I would approach this problem through graphs. Imagine each list to be at certain depth level in the graph.

     root
   /  |  \
 cat can  car
  |\  /|\ /|
 do   die
  |\  /|
 zen zoo

Here, we assume a root element "root" and the list Letters to be the order in which each list will appear in the graph. So C : [cat, can, car] will be at depth 1, D: [do, die] will be at the level 2..and so on.

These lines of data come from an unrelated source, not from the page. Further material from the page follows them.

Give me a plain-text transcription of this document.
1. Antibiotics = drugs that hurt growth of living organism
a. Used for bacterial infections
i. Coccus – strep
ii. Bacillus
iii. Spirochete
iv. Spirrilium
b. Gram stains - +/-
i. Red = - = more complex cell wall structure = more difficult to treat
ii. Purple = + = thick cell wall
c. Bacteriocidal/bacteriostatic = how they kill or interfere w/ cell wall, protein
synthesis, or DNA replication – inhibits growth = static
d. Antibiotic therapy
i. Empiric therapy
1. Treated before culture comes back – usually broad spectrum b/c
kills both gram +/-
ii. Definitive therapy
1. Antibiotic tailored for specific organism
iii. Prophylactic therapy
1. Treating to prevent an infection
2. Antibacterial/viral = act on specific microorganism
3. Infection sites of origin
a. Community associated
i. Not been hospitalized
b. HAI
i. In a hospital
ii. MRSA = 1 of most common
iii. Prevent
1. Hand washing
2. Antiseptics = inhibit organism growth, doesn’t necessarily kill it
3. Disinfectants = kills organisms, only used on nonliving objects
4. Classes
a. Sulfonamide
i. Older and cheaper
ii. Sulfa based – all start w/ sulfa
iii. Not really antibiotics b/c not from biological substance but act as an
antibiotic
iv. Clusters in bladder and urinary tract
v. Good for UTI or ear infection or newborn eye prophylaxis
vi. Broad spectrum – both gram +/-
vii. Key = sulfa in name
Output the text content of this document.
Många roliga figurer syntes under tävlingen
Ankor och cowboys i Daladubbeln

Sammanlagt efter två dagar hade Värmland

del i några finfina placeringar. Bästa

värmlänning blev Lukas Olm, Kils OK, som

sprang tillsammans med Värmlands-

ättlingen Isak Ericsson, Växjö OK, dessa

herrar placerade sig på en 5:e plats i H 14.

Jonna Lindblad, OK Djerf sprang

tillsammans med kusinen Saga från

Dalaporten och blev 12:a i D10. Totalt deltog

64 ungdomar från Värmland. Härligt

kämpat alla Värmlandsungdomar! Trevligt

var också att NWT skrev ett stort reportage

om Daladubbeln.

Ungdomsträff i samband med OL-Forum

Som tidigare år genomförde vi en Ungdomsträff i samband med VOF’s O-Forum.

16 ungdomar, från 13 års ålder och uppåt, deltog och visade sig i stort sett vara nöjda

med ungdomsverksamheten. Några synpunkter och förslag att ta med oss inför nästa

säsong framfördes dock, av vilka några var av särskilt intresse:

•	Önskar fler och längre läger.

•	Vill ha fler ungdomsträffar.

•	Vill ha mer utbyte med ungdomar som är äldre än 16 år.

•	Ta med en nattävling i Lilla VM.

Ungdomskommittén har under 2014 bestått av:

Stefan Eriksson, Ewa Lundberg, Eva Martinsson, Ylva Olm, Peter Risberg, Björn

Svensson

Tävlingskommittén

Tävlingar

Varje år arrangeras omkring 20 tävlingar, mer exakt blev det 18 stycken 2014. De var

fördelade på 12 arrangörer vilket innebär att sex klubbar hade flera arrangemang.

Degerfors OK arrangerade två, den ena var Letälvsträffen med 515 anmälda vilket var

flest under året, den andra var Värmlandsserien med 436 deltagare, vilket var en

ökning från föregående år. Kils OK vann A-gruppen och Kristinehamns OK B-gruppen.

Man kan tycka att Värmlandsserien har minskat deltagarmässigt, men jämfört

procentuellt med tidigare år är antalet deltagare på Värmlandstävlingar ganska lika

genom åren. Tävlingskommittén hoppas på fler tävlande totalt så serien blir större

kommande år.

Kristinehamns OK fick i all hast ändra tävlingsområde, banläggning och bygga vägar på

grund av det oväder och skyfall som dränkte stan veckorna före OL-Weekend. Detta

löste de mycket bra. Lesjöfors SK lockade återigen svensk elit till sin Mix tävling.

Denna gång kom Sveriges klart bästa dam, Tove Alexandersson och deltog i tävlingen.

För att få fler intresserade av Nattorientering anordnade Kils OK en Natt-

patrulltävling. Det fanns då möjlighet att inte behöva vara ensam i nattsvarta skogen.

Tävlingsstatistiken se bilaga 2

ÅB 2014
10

We can easily create this undirected graph using the following function:

variants = {"C":["cat", "can", "car"], "D":["do","die"], "Z":["zen", "zoo"]}

Letters = ["C", "D", "Z"]

def create_graph(list_dict, depth_order):
  graph = {"root": set(list_dict[depth_order[0]])}
  for i in range(1, len(depth_order)):
    parents = list_dict[depth_order[i-1]]
    children = list_dict[depth_order[i]]
    # Connect parent to children
    for elem in parents:
      graph[elem] = set(children)
    # Connect children tp parent
    for elem in children:
      graph[elem] = set(parents)
  return graph

graph = create_graph(variants, Letters)
print(graph)

Please note that each level if fully connected to the next level. So if we find the paths from one element in level 1 to another element in the last level, we find all the variants of the combination. We can do this simply using Depth First Search (link)

def dfs_paths(graph, start, goal):
  stack = [(start, [start])]
  while stack:
    (vertex, path) = stack.pop()
    for next in graph[vertex] - set(path):
      if next == goal:
        yield path + [next]
      else:
        stack.append((next, path + [next]))

Now we can call this function with desired start and end nodes:

print(list(dfs_paths(graph, 'cat', 'zen')))

This yields:

[['cat', 'die', 'zen'], ['cat', 'die', 'zoo', 'do', 'zen'], ['cat', 'do', 'zen'], ['cat', 'do', 'zoo', 'die', 'zen']]

We can filter this list to have elements only with length = len(Letters), which will eliminate the indirect paths where DFS traces a previous level.

Output:

[['cat', 'die', 'zen'], ['cat', 'do', 'zen']]

Let me know if it works for you. Cheers!